3.5 / 5 stars
Creating a documentary film every seven years about the same dozen or so people has its own inherent challenges, especially as more time goes by, and more footage is amassed. How do you stuff a summary of their lives into a 2-hour movie when there’s more to say with each passing year? Well, with the eighth chapter of this incomparably impressive series, director Michael Apted has the compiling and editing down pretty well (he was a 22-year-old researcher for the first episode, and will turn 72 this weekend). But there’s a storytelling hurdle with 56 Up that the soft-spoken Apted and his team may not have prepared for: A natural lag in character development. (Click on the movie poster for a closer look.)
It would have been hard to see it coming, considering that no one’s ever attempted a project as ambitious and auspicious as this. A fleshed-out realization of the Jesuit assumption “Give me the child until he is seven and I will give you the man,” the Up series began in 1964 with the Granada Television show Seven Up!, featuring interviews with U.K. youngsters of differing upbringings and status. (The director was Paul Almond, by the way, who’s been recognized with life achievement honors in his home nation of Canada.) Apted has visited with each child (person? human?) every seven years since, creating an almost indefinably important record of life in the 20th and early 21st centuries, as well as vital updates to filmmaking styles, technology and storytelling.
And that last element, the story, is the rub with 56 Up. In short, the difference between age 49 and age 56 doesn’t have the impact as the chasm between other ages experienced in the series. Apted’s subjects have the physical changes, of course–with the far less affluent showing it faster than others, sadly–and there’s a greater tendency toward the self-awareness and resignation that comes with age.
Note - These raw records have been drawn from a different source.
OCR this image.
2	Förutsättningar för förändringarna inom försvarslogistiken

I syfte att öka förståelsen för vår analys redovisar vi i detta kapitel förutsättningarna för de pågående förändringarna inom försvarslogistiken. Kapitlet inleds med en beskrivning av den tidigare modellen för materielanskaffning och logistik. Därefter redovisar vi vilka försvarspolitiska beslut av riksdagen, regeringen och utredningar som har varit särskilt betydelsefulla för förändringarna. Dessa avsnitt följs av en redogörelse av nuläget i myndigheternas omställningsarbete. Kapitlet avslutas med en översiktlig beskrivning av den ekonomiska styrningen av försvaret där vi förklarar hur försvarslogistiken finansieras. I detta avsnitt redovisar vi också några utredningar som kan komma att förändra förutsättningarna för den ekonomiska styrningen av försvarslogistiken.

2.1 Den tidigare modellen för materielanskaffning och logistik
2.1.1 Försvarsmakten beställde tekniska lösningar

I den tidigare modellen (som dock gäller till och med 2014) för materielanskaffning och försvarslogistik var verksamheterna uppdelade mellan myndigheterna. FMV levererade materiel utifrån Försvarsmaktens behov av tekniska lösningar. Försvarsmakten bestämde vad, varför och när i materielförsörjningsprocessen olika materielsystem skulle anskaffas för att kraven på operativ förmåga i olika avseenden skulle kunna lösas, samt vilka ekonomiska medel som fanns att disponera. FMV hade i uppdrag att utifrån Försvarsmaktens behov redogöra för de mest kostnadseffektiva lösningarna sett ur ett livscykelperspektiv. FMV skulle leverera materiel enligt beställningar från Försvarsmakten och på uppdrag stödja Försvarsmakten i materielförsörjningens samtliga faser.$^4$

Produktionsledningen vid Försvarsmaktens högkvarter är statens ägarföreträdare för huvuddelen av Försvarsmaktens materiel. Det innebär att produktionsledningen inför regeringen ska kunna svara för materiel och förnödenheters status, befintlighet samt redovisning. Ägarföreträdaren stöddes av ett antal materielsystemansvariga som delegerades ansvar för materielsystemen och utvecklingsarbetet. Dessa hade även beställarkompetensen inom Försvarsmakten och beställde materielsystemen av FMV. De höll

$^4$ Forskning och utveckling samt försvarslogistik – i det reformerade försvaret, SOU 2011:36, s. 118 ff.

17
But fans of the series may be otherwise surprised by the update’s distinct lack of stopping power. These folks, now beloved by a following of moviegoers and TV viewers, have settled into life. Yes, there’s a wonderful story there, an illustration of the kind of peace, even through troubling times, that we can all hope to achieve, but the shocking contrast between the way people look and act at age 14 (7 Plus Seven, 1970) and 21 (also the film’s title, 1977) is gone.
Apted is experienced enough to continue building that life progression via the layering of archival footage from previous films, and by making this episode one of the more honest of the eight. Right in line with the tone of current pop commentary, there’s a meta mode to 56 Up, with more interview time devoted to the series itself. Neil, the once-troubled, once-homeless local politician, talks with resentful astonishment about the unearned adoration he’s received from the media. Lifelong cabbie Tony laughs at the time another driver asked for an autograph. And Peter, a fellow who dropped out of the series and became news for speaking out against the government, has returned for one reason only: To promote his band.
Think of this tactic as Apted’s tentative creep into “reality TV” land (ironic as hell, considering the impact the series has had on “reality” productions). His questions have always been pressing, and subjects have expressed their anger with him on camera before. But the inward look at the Up series as part of the narrative, maybe a necessary angle for us to get closer to these people, is an interesting modern update.
One can imagine the next Up episode to have a dose more heart and heartbreak as the gang pass by middle-age and begin to contemplate their coming elder years. How lucky we all are, and will be, that someone was prescient enough to create this document of life, an appreciation that often makes up for any time the series loses a bit of skip in its step. So how long will it go? In a recent interview, Apted, who is now inexorably linked to his subjects and passionate about their lives, predicts an 84 Up. At the time of its production, he will be 99.